The Mississippi River provides a convenient dividing line between USL Eastern and Western Conferences in 2016. It would mean Saint Louis FC would make the switch from east to west. The Western Conference would also welcome expansion sides Rio Grande Valley FC and Swope Park Rangers KC. The only other change to the left half of the map would be the subtraction of the Austin Aztex, who have suspended operations for next season.
The Eastern Conference would also lose one club while gaining three. The loss would be the defection of Saint Louis to the west. The new additions would include FC Cincinnati, Bethlehem Steel FC (does anyone really think another brand will be chosen?), and Orlando City B.

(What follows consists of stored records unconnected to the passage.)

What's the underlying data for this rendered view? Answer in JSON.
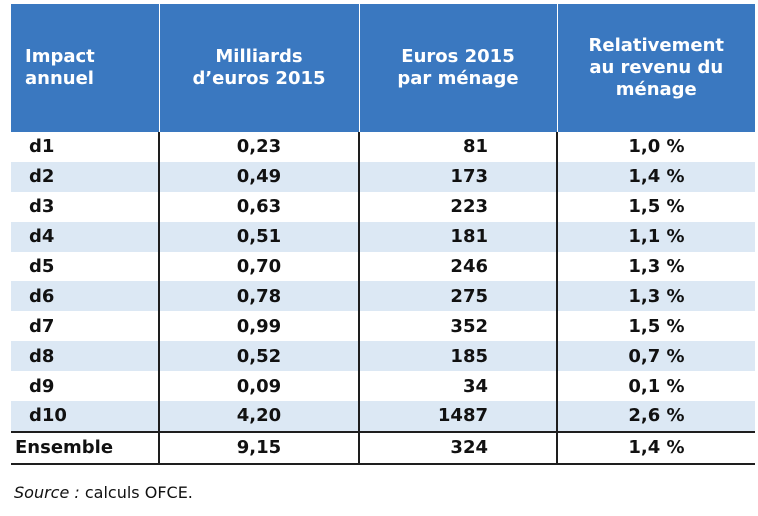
{
  "table": {
    "headers": [
      [
        "Impact",
        "annuel"
      ],
      [
        "Milliards",
        "d’euros 2015"
      ],
      [
        "Euros 2015",
        "par ménage"
      ],
      [
        "Relativement",
        "au revenu du",
        "ménage"
      ]
    ],
    "rows": [
      {
        "label": "d1",
        "milliards": "0,23",
        "euros": "81",
        "relatif": "1,0 %"
      },
      {
        "label": "d2",
        "milliards": "0,49",
        "euros": "173",
        "relatif": "1,4 %"
      },
      {
        "label": "d3",
        "milliards": "0,63",
        "euros": "223",
        "relatif": "1,5 %"
      },
      {
        "label": "d4",
        "milliards": "0,51",
        "euros": "181",
        "relatif": "1,1 %"
      },
      {
        "label": "d5",
        "milliards": "0,70",
        "euros": "246",
        "relatif": "1,3 %"
      },
      {
        "label": "d6",
        "milliards": "0,78",
        "euros": "275",
        "relatif": "1,3 %"
      },
      {
        "label": "d7",
        "milliards": "0,99",
        "euros": "352",
        "relatif": "1,5 %"
      },
      {
        "label": "d8",
        "milliards": "0,52",
        "euros": "185",
        "relatif": "0,7 %"
      },
      {
        "label": "d9",
        "milliards": "0,09",
        "euros": "34",
        "relatif": "0,1 %"
      },
      {
        "label": "d10",
        "milliards": "4,20",
        "euros": "1487",
        "relatif": "2,6 %"
      }
    ],
    "total": {
      "label": "Ensemble",
      "milliards": "9,15",
      "euros": "324",
      "relatif": "1,4 %"
    }
  },
  "source": {
    "label": "Source :",
    "text": "calculs OFCE."
  },
  "colors": {
    "header_bg": "#3a78c0",
    "stripe_bg": "#dce8f4"
  }
}
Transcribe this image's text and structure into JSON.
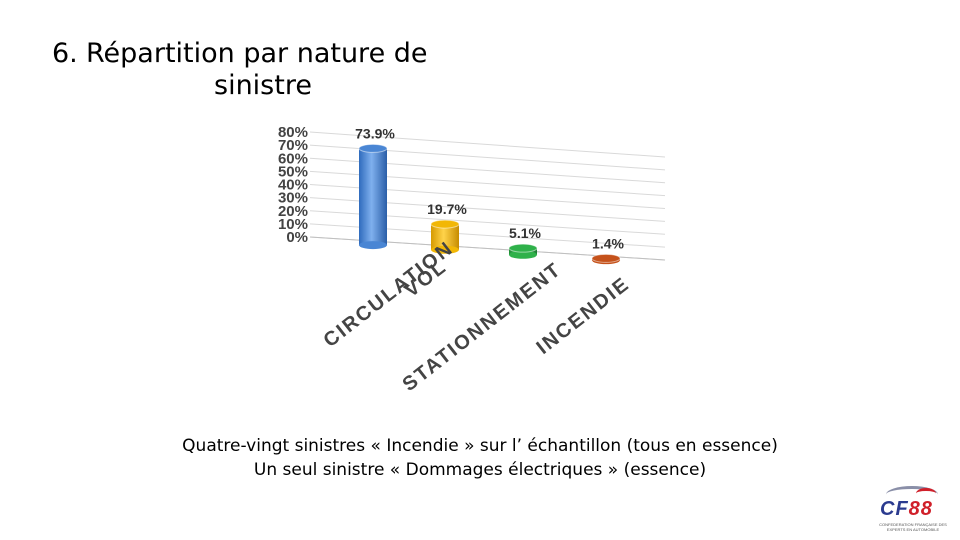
{
  "header": {
    "number": "6.",
    "title_line1": "Répartition par nature de",
    "title_line2": "sinistre"
  },
  "chart_data": {
    "type": "bar",
    "categories": [
      "CIRCULATION",
      "VOL",
      "STATIONNEMENT",
      "INCENDIE"
    ],
    "values": [
      73.9,
      19.7,
      5.1,
      1.4
    ],
    "value_labels": [
      "73.9%",
      "19.7%",
      "5.1%",
      "1.4%"
    ],
    "colors": [
      "#4a86d4",
      "#f2b705",
      "#2fb14a",
      "#c5521b"
    ],
    "yticks": [
      "0%",
      "10%",
      "20%",
      "30%",
      "40%",
      "50%",
      "60%",
      "70%",
      "80%"
    ],
    "ylim": [
      0,
      80
    ],
    "grid": true,
    "style": "3d-cylinder"
  },
  "caption": {
    "line1": "Quatre-vingt sinistres « Incendie » sur l’ échantillon (tous en essence)",
    "line2": "Un seul sinistre « Dommages électriques » (essence)"
  },
  "logo": {
    "text_a": "CF",
    "text_b": "88",
    "subtitle": "CONFEDERATION FRANÇAISE DES EXPERTS EN AUTOMOBILE"
  }
}
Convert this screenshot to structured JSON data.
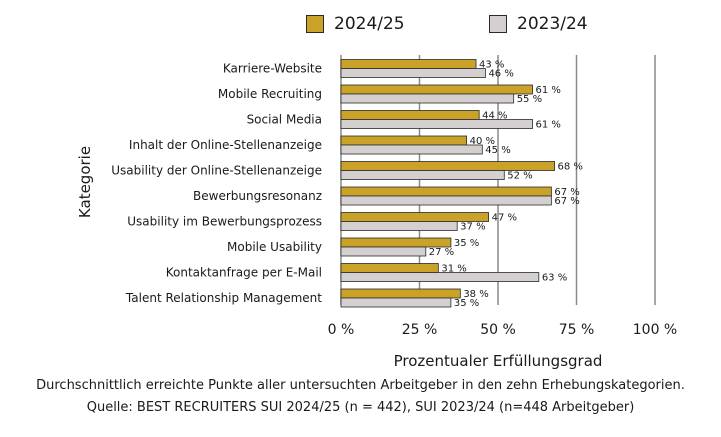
{
  "chart_data": {
    "type": "bar",
    "orientation": "horizontal",
    "categories": [
      "Karriere-Website",
      "Mobile Recruiting",
      "Social Media",
      "Inhalt der Online-Stellenanzeige",
      "Usability der Online-Stellenanzeige",
      "Bewerbungsresonanz",
      "Usability im Bewerbungsprozess",
      "Mobile Usability",
      "Kontaktanfrage per E-Mail",
      "Talent Relationship Management"
    ],
    "series": [
      {
        "name": "2024/25",
        "color": "#c9a227",
        "values": [
          43,
          61,
          44,
          40,
          68,
          67,
          47,
          35,
          31,
          38
        ],
        "labels": [
          "43 %",
          "61 %",
          "44 %",
          "40 %",
          "68 %",
          "67 %",
          "47 %",
          "35 %",
          "31 %",
          "38 %"
        ]
      },
      {
        "name": "2023/24",
        "color": "#d4d0d0",
        "values": [
          46,
          55,
          61,
          45,
          52,
          67,
          37,
          27,
          63,
          35
        ],
        "labels": [
          "46 %",
          "55 %",
          "61 %",
          "45 %",
          "52 %",
          "67 %",
          "37 %",
          "27 %",
          "63 %",
          "35 %"
        ]
      }
    ],
    "xlim": [
      0,
      100
    ],
    "xticks": [
      "0 %",
      "25 %",
      "50 %",
      "75 %",
      "100 %"
    ],
    "xlabel": "Prozentualer Erfüllungsgrad",
    "ylabel": "Kategorie",
    "grid": "vertical",
    "legend": "top-center"
  },
  "caption": {
    "line1": "Durchschnittlich erreichte Punkte aller untersuchten Arbeitgeber in den zehn Erhebungskategorien.",
    "line2": "Quelle: BEST RECRUITERS SUI 2024/25 (n = 442), SUI 2023/24 (n=448 Arbeitgeber)"
  }
}
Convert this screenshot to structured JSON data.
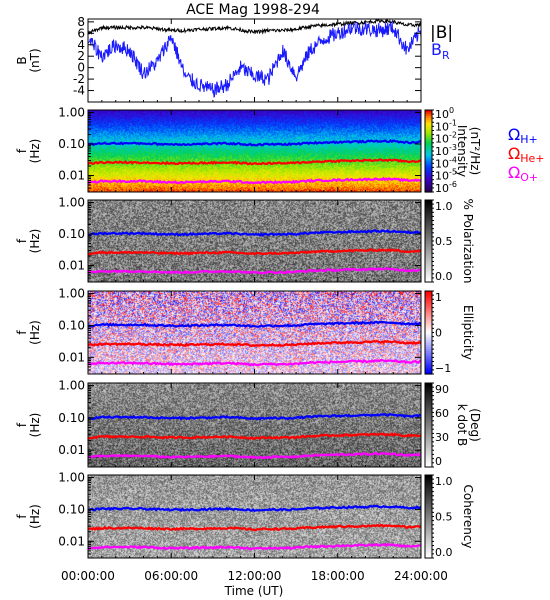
{
  "title": "ACE Mag 1998-294",
  "x_axis": {
    "label": "Time (UT)",
    "ticks": [
      "00:00:00",
      "06:00:00",
      "12:00:00",
      "18:00:00",
      "24:00:00"
    ],
    "range_hours": [
      0,
      24
    ]
  },
  "legend": {
    "B": "|B|",
    "BR": "B",
    "BR_sub": "R",
    "H": "Ω",
    "H_sub": "H+",
    "He": "Ω",
    "He_sub": "He+",
    "O": "Ω",
    "O_sub": "O+"
  },
  "colors": {
    "B": "#000000",
    "BR": "#1a1aff",
    "H": "#0000ff",
    "He": "#ff0000",
    "O": "#ff00ff"
  },
  "chart_data": [
    {
      "type": "line",
      "panel": "magnetic-field",
      "ylabel": "B",
      "yunit": "(nT)",
      "ylim": [
        -6,
        8.5
      ],
      "yticks": [
        "8",
        "6",
        "4",
        "2",
        "0",
        "-2",
        "-4"
      ],
      "yticks_values": [
        8,
        6,
        4,
        2,
        0,
        -2,
        -4
      ],
      "x": [
        0,
        1,
        2,
        3,
        4,
        5,
        6,
        7,
        8,
        9,
        10,
        11,
        12,
        13,
        14,
        15,
        16,
        17,
        18,
        19,
        20,
        21,
        22,
        23,
        24
      ],
      "series": [
        {
          "name": "|B|",
          "values": [
            6.0,
            7.0,
            7.0,
            7.0,
            7.0,
            6.8,
            6.5,
            6.5,
            6.7,
            6.8,
            7.0,
            6.6,
            6.2,
            6.5,
            6.5,
            6.7,
            7.2,
            7.4,
            7.6,
            7.8,
            7.9,
            8.2,
            8.0,
            7.4,
            7.5
          ]
        },
        {
          "name": "B_R",
          "values": [
            5.0,
            2.0,
            4.0,
            3.0,
            -1.0,
            1.0,
            5.5,
            -1.5,
            -3.0,
            -4.0,
            -3.0,
            0.0,
            -1.5,
            -2.0,
            3.0,
            -1.5,
            3.0,
            5.0,
            6.0,
            7.0,
            6.8,
            6.5,
            7.0,
            3.0,
            6.5
          ]
        }
      ]
    },
    {
      "type": "heatmap",
      "panel": "power-spectrum",
      "ylabel": "f",
      "yunit": "(Hz)",
      "yscale": "log",
      "ylim": [
        0.003,
        1.2
      ],
      "yticks": [
        "1.00",
        "0.10",
        "0.01"
      ],
      "yticks_values": [
        1.0,
        0.1,
        0.01
      ],
      "colorbar": {
        "label": "Intensity",
        "unit": "(nT²/Hz)",
        "ticks": [
          {
            "base": "10",
            "exp": "0"
          },
          {
            "base": "10",
            "exp": "-1"
          },
          {
            "base": "10",
            "exp": "-2"
          },
          {
            "base": "10",
            "exp": "-3"
          },
          {
            "base": "10",
            "exp": "-4"
          },
          {
            "base": "10",
            "exp": "-5"
          },
          {
            "base": "10",
            "exp": "-6"
          }
        ],
        "colormap": "rainbow"
      }
    },
    {
      "type": "heatmap",
      "panel": "polarization",
      "ylabel": "f",
      "yunit": "(Hz)",
      "yscale": "log",
      "ylim": [
        0.003,
        1.2
      ],
      "yticks": [
        "1.00",
        "0.10",
        "0.01"
      ],
      "yticks_values": [
        1.0,
        0.1,
        0.01
      ],
      "colorbar": {
        "label": "% Polarization",
        "ticks": [
          "1.0",
          "0.5",
          "0.0"
        ],
        "colormap": "gray"
      }
    },
    {
      "type": "heatmap",
      "panel": "ellipticity",
      "ylabel": "f",
      "yunit": "(Hz)",
      "yscale": "log",
      "ylim": [
        0.003,
        1.2
      ],
      "yticks": [
        "1.00",
        "0.10",
        "0.01"
      ],
      "yticks_values": [
        1.0,
        0.1,
        0.01
      ],
      "colorbar": {
        "label": "Ellipticity",
        "ticks": [
          "1",
          "0",
          "−1"
        ],
        "colormap": "blue-white-red"
      }
    },
    {
      "type": "heatmap",
      "panel": "k-dot-b",
      "ylabel": "f",
      "yunit": "(Hz)",
      "yscale": "log",
      "ylim": [
        0.003,
        1.2
      ],
      "yticks": [
        "1.00",
        "0.10",
        "0.01"
      ],
      "yticks_values": [
        1.0,
        0.1,
        0.01
      ],
      "colorbar": {
        "label": "k dot B",
        "unit": "(Deg)",
        "ticks": [
          "90",
          "60",
          "30",
          "0"
        ],
        "colormap": "gray"
      }
    },
    {
      "type": "heatmap",
      "panel": "coherency",
      "ylabel": "f",
      "yunit": "(Hz)",
      "yscale": "log",
      "ylim": [
        0.003,
        1.2
      ],
      "yticks": [
        "1.00",
        "0.10",
        "0.01"
      ],
      "yticks_values": [
        1.0,
        0.1,
        0.01
      ],
      "colorbar": {
        "label": "Coherency",
        "ticks": [
          "1.0",
          "0.5",
          "0.0"
        ],
        "colormap": "gray"
      }
    }
  ],
  "gyrofrequency_lines": {
    "x": [
      0,
      1,
      2,
      3,
      4,
      5,
      6,
      7,
      8,
      9,
      10,
      11,
      12,
      13,
      14,
      15,
      16,
      17,
      18,
      19,
      20,
      21,
      22,
      23,
      24
    ],
    "H": [
      0.095,
      0.105,
      0.105,
      0.105,
      0.105,
      0.1,
      0.098,
      0.098,
      0.1,
      0.102,
      0.105,
      0.1,
      0.094,
      0.098,
      0.098,
      0.1,
      0.108,
      0.112,
      0.115,
      0.118,
      0.12,
      0.124,
      0.122,
      0.112,
      0.115
    ],
    "He": [
      0.024,
      0.026,
      0.026,
      0.026,
      0.026,
      0.025,
      0.0245,
      0.0245,
      0.025,
      0.0255,
      0.026,
      0.025,
      0.0235,
      0.0245,
      0.0245,
      0.025,
      0.027,
      0.028,
      0.029,
      0.0295,
      0.03,
      0.031,
      0.0305,
      0.028,
      0.029
    ],
    "O": [
      0.006,
      0.0066,
      0.0066,
      0.0066,
      0.0066,
      0.0063,
      0.0061,
      0.0061,
      0.0063,
      0.0064,
      0.0066,
      0.0063,
      0.0059,
      0.0061,
      0.0061,
      0.0063,
      0.0068,
      0.007,
      0.0072,
      0.0074,
      0.0075,
      0.0078,
      0.0076,
      0.007,
      0.0072
    ]
  }
}
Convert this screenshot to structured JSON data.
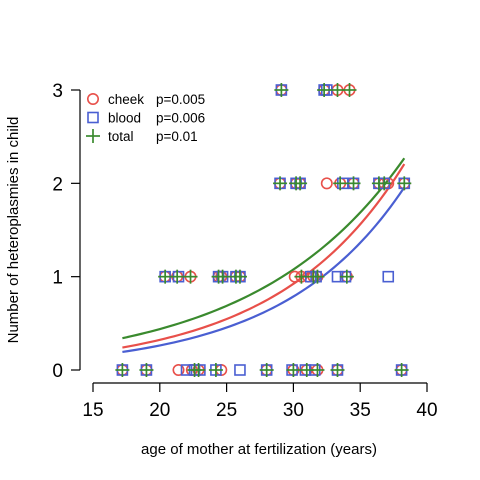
{
  "chart_data": {
    "type": "scatter",
    "title": "",
    "xlabel": "age of mother at fertilization (years)",
    "ylabel": "Number of heteroplasmies in child",
    "xlim": [
      15,
      40
    ],
    "ylim": [
      0,
      3
    ],
    "xticks": [
      "15",
      "20",
      "25",
      "30",
      "35",
      "40"
    ],
    "yticks": [
      "0",
      "1",
      "2",
      "3"
    ],
    "grid": false,
    "legend_position": "top-left",
    "colors": {
      "cheek": "#e8504a",
      "blood": "#4a5fd2",
      "total": "#3a8a2e"
    },
    "series": [
      {
        "name": "cheek",
        "legend_label": "cheek",
        "p_label": "p=0.005",
        "marker": "circle",
        "points": [
          [
            17.2,
            0
          ],
          [
            19.0,
            0
          ],
          [
            21.4,
            0
          ],
          [
            22.4,
            0
          ],
          [
            22.9,
            0
          ],
          [
            24.6,
            0
          ],
          [
            28.0,
            0
          ],
          [
            30.0,
            0
          ],
          [
            31.0,
            0
          ],
          [
            31.8,
            0
          ],
          [
            33.3,
            0
          ],
          [
            38.1,
            0
          ],
          [
            20.4,
            1
          ],
          [
            21.3,
            1
          ],
          [
            22.3,
            1
          ],
          [
            24.4,
            1
          ],
          [
            24.6,
            1
          ],
          [
            25.7,
            1
          ],
          [
            26.0,
            1
          ],
          [
            30.1,
            1
          ],
          [
            30.6,
            1
          ],
          [
            31.1,
            1
          ],
          [
            31.5,
            1
          ],
          [
            31.8,
            1
          ],
          [
            34.0,
            1
          ],
          [
            29.0,
            2
          ],
          [
            30.2,
            2
          ],
          [
            30.5,
            2
          ],
          [
            32.5,
            2
          ],
          [
            33.5,
            2
          ],
          [
            34.5,
            2
          ],
          [
            36.4,
            2
          ],
          [
            36.8,
            2
          ],
          [
            37.1,
            2
          ],
          [
            38.3,
            2
          ],
          [
            29.1,
            3
          ],
          [
            32.3,
            3
          ],
          [
            33.3,
            3
          ],
          [
            34.2,
            3
          ]
        ],
        "fit": {
          "a": -3.23,
          "b": 0.105
        }
      },
      {
        "name": "blood",
        "legend_label": "blood",
        "p_label": "p=0.006",
        "marker": "square",
        "points": [
          [
            17.2,
            0
          ],
          [
            19.0,
            0
          ],
          [
            22.0,
            0
          ],
          [
            22.6,
            0
          ],
          [
            23.0,
            0
          ],
          [
            24.2,
            0
          ],
          [
            26.0,
            0
          ],
          [
            28.0,
            0
          ],
          [
            29.9,
            0
          ],
          [
            30.9,
            0
          ],
          [
            31.6,
            0
          ],
          [
            33.3,
            0
          ],
          [
            38.1,
            0
          ],
          [
            20.4,
            1
          ],
          [
            21.4,
            1
          ],
          [
            24.4,
            1
          ],
          [
            24.7,
            1
          ],
          [
            25.7,
            1
          ],
          [
            26.0,
            1
          ],
          [
            31.3,
            1
          ],
          [
            31.7,
            1
          ],
          [
            33.3,
            1
          ],
          [
            33.9,
            1
          ],
          [
            37.1,
            1
          ],
          [
            29.0,
            2
          ],
          [
            30.2,
            2
          ],
          [
            30.5,
            2
          ],
          [
            33.7,
            2
          ],
          [
            34.5,
            2
          ],
          [
            36.4,
            2
          ],
          [
            36.8,
            2
          ],
          [
            38.3,
            2
          ],
          [
            29.1,
            3
          ],
          [
            32.3,
            3
          ],
          [
            32.5,
            3
          ]
        ],
        "fit": {
          "a": -3.53,
          "b": 0.1097
        }
      },
      {
        "name": "total",
        "legend_label": "total",
        "p_label": "p=0.01",
        "marker": "plus",
        "points": [
          [
            17.2,
            0
          ],
          [
            19.0,
            0
          ],
          [
            22.6,
            0
          ],
          [
            22.9,
            0
          ],
          [
            24.2,
            0
          ],
          [
            28.0,
            0
          ],
          [
            30.0,
            0
          ],
          [
            31.0,
            0
          ],
          [
            31.8,
            0
          ],
          [
            33.3,
            0
          ],
          [
            38.1,
            0
          ],
          [
            20.4,
            1
          ],
          [
            21.3,
            1
          ],
          [
            22.3,
            1
          ],
          [
            24.4,
            1
          ],
          [
            24.7,
            1
          ],
          [
            25.7,
            1
          ],
          [
            26.0,
            1
          ],
          [
            30.6,
            1
          ],
          [
            31.5,
            1
          ],
          [
            31.8,
            1
          ],
          [
            34.0,
            1
          ],
          [
            29.0,
            2
          ],
          [
            30.2,
            2
          ],
          [
            30.5,
            2
          ],
          [
            33.5,
            2
          ],
          [
            34.5,
            2
          ],
          [
            36.4,
            2
          ],
          [
            36.8,
            2
          ],
          [
            38.3,
            2
          ],
          [
            29.1,
            3
          ],
          [
            32.3,
            3
          ],
          [
            33.3,
            3
          ],
          [
            34.2,
            3
          ]
        ],
        "fit": {
          "a": -2.62,
          "b": 0.0898
        }
      }
    ],
    "fit_range": [
      17.2,
      38.3
    ]
  }
}
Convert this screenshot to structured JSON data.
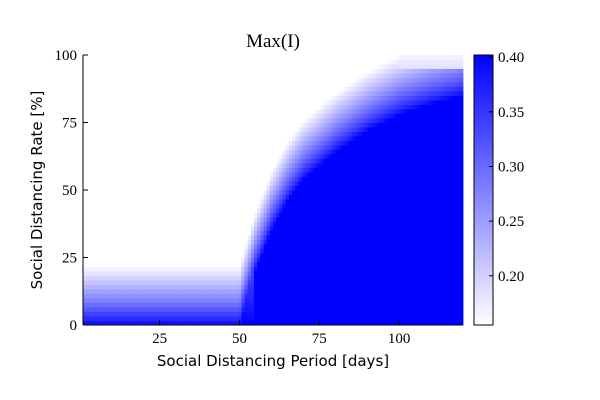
{
  "chart_data": {
    "type": "heatmap",
    "title": "Max(I)",
    "xlabel": "Social Distancing Period [days]",
    "ylabel": "Social Distancing Rate [%]",
    "xlim": [
      1,
      120
    ],
    "ylim": [
      0,
      100
    ],
    "x_ticks": [
      25,
      50,
      75,
      100
    ],
    "y_ticks": [
      0,
      25,
      50,
      75,
      100
    ],
    "colorbar": {
      "min": 0.155,
      "max": 0.402,
      "ticks": [
        0.2,
        0.25,
        0.3,
        0.35,
        0.4
      ],
      "tick_labels": [
        "0.20",
        "0.25",
        "0.30",
        "0.35",
        "0.40"
      ],
      "low_color": "#ffffff",
      "high_color": "#0000ff"
    },
    "pattern": {
      "description_of_values": "Max(I) is ~0.40 at low rates for all periods and at all rates for periods beyond the frontier; values drop toward ~0.16 at high rates and short periods, with a diagonal band structure.",
      "frontier_rate_at_period": [
        [
          1,
          0
        ],
        [
          50,
          0
        ],
        [
          55,
          20
        ],
        [
          60,
          35
        ],
        [
          65,
          46
        ],
        [
          70,
          54
        ],
        [
          80,
          64
        ],
        [
          90,
          72
        ],
        [
          100,
          78
        ],
        [
          110,
          82
        ],
        [
          120,
          85
        ]
      ],
      "band_edges": [
        {
          "period_at_rate_0": 7,
          "slope": 5.0,
          "width": 1.2
        },
        {
          "period_at_rate_0": 14,
          "slope": 4.5,
          "width": 1.6
        },
        {
          "period_at_rate_0": 22,
          "slope": 4.0,
          "width": 2.0
        },
        {
          "period_at_rate_0": 32,
          "slope": 3.4,
          "width": 2.4
        }
      ]
    }
  }
}
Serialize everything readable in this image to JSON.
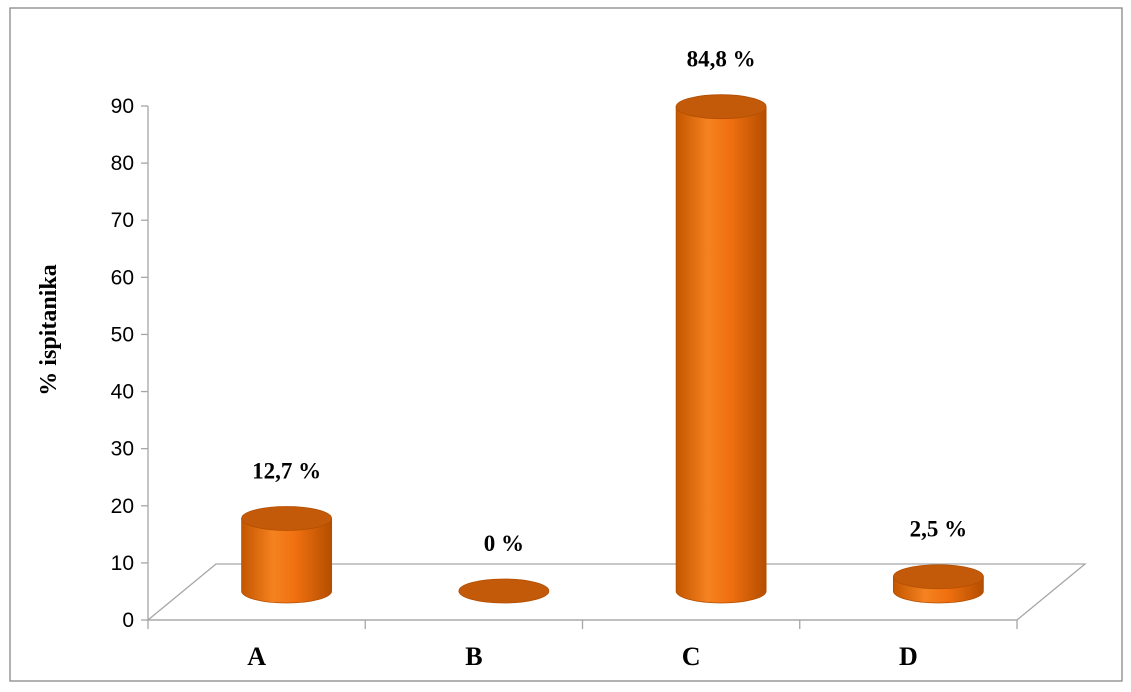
{
  "chart_data": {
    "type": "bar",
    "title": "",
    "xlabel": "",
    "ylabel": "% ispitanika",
    "categories": [
      "A",
      "B",
      "C",
      "D"
    ],
    "values": [
      12.7,
      0,
      84.8,
      2.5
    ],
    "data_labels": [
      "12,7 %",
      "0 %",
      "84,8 %",
      "2,5 %"
    ],
    "yticks": [
      0,
      10,
      20,
      30,
      40,
      50,
      60,
      70,
      80,
      90
    ],
    "ylim": [
      0,
      90
    ],
    "grid": false,
    "legend": "none",
    "bar_shape": "cylinder-3d",
    "colors": {
      "bar": "#f07010",
      "bar_dark": "#c45600",
      "bar_top": "#c35a0a",
      "axis": "#a6a6a6",
      "frame": "#7f7f7f"
    }
  }
}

Two 14-team conferences also lends itself nicely to the scheduling format that the league adopted in 2015. USL has stated that the schedule will expand from 28 to 30 regular season matches in 2016. If each team plays a home-and-home series against all other teams in its conference, that leaves four additional matches to be played against neighboring clubs. Stop us if this sounds familiar.
Although some of the geographic rivalries that developed in 2015 seemed rather contrived, familiarity does breed contempt. For this reason, StP supports the notion of extra matches against nearby franchises. Allow the more closely bunched teams to play more often, and a legitimate beef will likely develop between fan bases that can easily travel to away games for an airing of grievances.
If StP’s forecast comes to fruition, it will be a case of things staying the same the more they change. It is at once familiar and new.